- Other names: Calmare scrambler therapy, Calmare therapy

= Scrambler therapy =

Type of pain relief therapy

Scrambler therapy involves the use of electronic stimulation on the skin with the goal of overwhelming pain information with non-pain information. In a therapy session, "electrocardiographic-like pads are placed around the area of pain".

Limited research has been done on the effectiveness of scrambler theory. There is no strong evidence that it is effective in treating neuropathic pain, although there is tentative evidence that it may be effective for chemotherapy-induced peripheral neuropathy. There is preliminary evidence that is effective for chronic pain.

==Medical Uses==
Scrambler therapy has been used in several types of chronic pain, including neuropathic pain, cancer pain and opioid-refractory pain. Scrambler therapy involves 16 types of waveforms, each varying slightly in their morphology. The waveforms are combined to create a variety of sequences of electrical stimulation, with the pattern of sequences (the electrical signal) being varied during the treatment session based on an algorithm in the scrambler machine. The electrical stimulation is applied to the skin via pairs of electrodes (up to 5 pairs of electrodes may be used), which are applied in the painful dermatomes proximally and distally (or only proximally if the former is not feasible) to the painful area. The intensity of signal is increased in five to ten minute intervals until the patient feels a relief of pain or until the scrambler signal intensity begins to cause pain.
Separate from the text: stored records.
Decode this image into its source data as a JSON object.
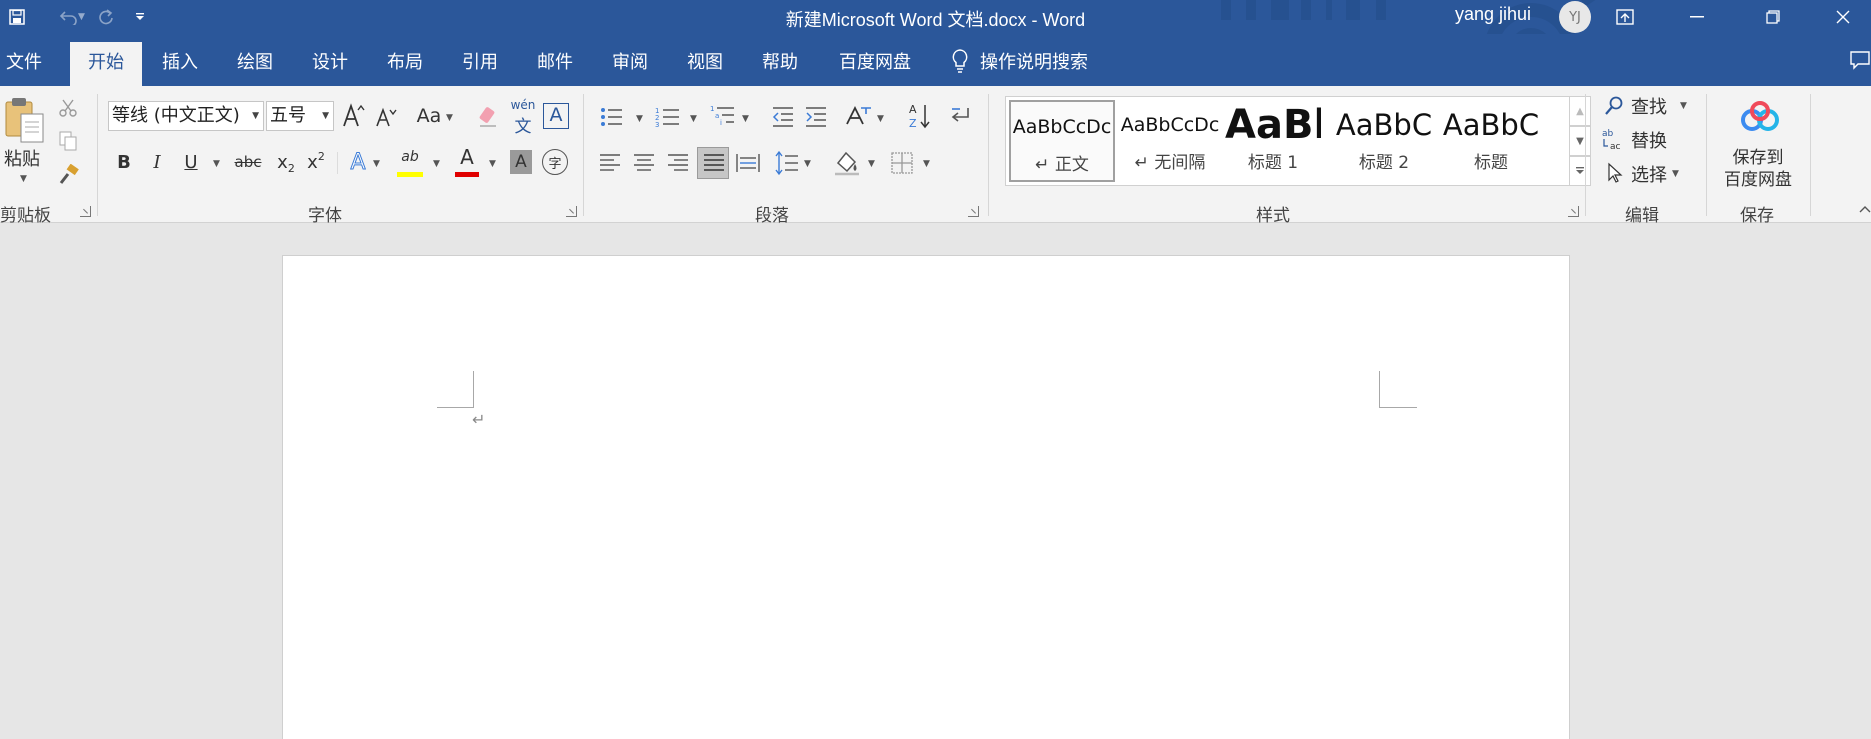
{
  "window": {
    "title": "新建Microsoft Word 文档.docx  -  Word",
    "user_name": "yang jihui",
    "user_initials": "YJ"
  },
  "icons": {
    "save": "save-icon",
    "undo": "undo-icon",
    "redo": "redo-icon",
    "customize": "customize-qat-icon",
    "ribbon_display": "ribbon-display-options-icon",
    "minimize": "minimize-icon",
    "restore": "restore-icon",
    "close": "close-icon",
    "tell_me": "lightbulb-icon",
    "comments": "comments-icon"
  },
  "tabs": [
    {
      "label": "文件"
    },
    {
      "label": "开始",
      "active": true
    },
    {
      "label": "插入"
    },
    {
      "label": "绘图"
    },
    {
      "label": "设计"
    },
    {
      "label": "布局"
    },
    {
      "label": "引用"
    },
    {
      "label": "邮件"
    },
    {
      "label": "审阅"
    },
    {
      "label": "视图"
    },
    {
      "label": "帮助"
    },
    {
      "label": "百度网盘"
    }
  ],
  "tell_me": "操作说明搜索",
  "clipboard": {
    "paste_label": "粘贴",
    "group_label": "剪贴板"
  },
  "font": {
    "font_name": "等线 (中文正文)",
    "font_size": "五号",
    "change_case": "Aa",
    "phonetic_top": "wén",
    "phonetic_bottom": "文",
    "border_char": "A",
    "bold": "B",
    "italic": "I",
    "underline": "U",
    "strike": "abc",
    "subscript": "x",
    "sub_mark": "2",
    "superscript": "x",
    "sup_mark": "2",
    "highlight_text": "ab",
    "font_color_text": "A",
    "char_shading_text": "A",
    "enclose_text": "字",
    "highlight_color": "#ffff00",
    "font_color": "#e00000",
    "group_label": "字体"
  },
  "paragraph": {
    "group_label": "段落"
  },
  "styles": {
    "items": [
      {
        "sample": "AaBbCcDc",
        "name": "↵ 正文"
      },
      {
        "sample": "AaBbCcDc",
        "name": "↵ 无间隔"
      },
      {
        "sample": "AaBl",
        "name": "标题 1"
      },
      {
        "sample": "AaBbC",
        "name": "标题 2"
      },
      {
        "sample": "AaBbC",
        "name": "标题"
      }
    ],
    "group_label": "样式"
  },
  "editing": {
    "find": "查找",
    "replace": "替换",
    "select": "选择",
    "group_label": "编辑"
  },
  "save_group": {
    "button_line1": "保存到",
    "button_line2": "百度网盘",
    "group_label": "保存"
  },
  "document": {
    "para_mark": "↵"
  },
  "colors": {
    "title_bar": "#2b579a",
    "ribbon": "#f3f3f3",
    "canvas": "#e6e6e6",
    "page": "#ffffff"
  }
}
This intensity of electrical stimulation is then continued. Each treatment session lasts for about 30-40 minutes, and may be repeated on other days during the treatment cycle.

The electrical signals in scrambler therapy are thought to stimulate C-fibers of the affected dermatomes. These nerve fibers then transmit the electrical signal to the brain (via the spinal cord) and lead to changes in pain perception in the central nervous system. These changes include decreased central nervous system hyper-responsiveness to the pain signal and a decrease in continuous pain signal input. The decrease in continuous pain input is thought to be due to the pain signal travelling from the affected area being "scrambled" or diluted by many other scrambler signals also travelling to the brain from the affected area. Scrambler therapy has also been shown to decrease certain pro-inflammatory, pro-nociceptive peptides such as nerve growth factor, and this effect is thought to lead to a sustained analgesic effect after the treatment session.

Unlike transcutaneous electrical nerve stimulation (TENS), another form of transcutaneous electrical stimulation for pain relief, in which the analgesic benefit has only been seen during and sometimes in the immediate hours after treatment, treatment with scrambler therapy has been shown to produce long lasting pain relief. Pain relief with scrambler therapy is often sustained for weeks, months or even years after the treatment sessions are completed.

==Contraindications==
Scrambler therapy should not be used in those with implanted pacemakers, implantable defibrillators, spinal cord stimulators or peripheral nerve stimulators, nor in those with uncontrolled epilepsy.

==Side effects==
Dermatologic adverse effects at the site of electrode placement are rare, including dermatitis and eccymosis. Systemic adverse effects have not been reported.

==Research==
There is limited evidence that scrambler therapy may be effective for short-term relief of pain.

==History==
The technique was invented by Giuseppe Marineo at the University of Rome Tor Vergata. Marineo co-authored and published a research paper on the topic in 2000. Scrambler therapy was FDA approved in 2009 for the treatment of chronic or neuropathic pain in professionally supervised treatment sessions in a medical setting.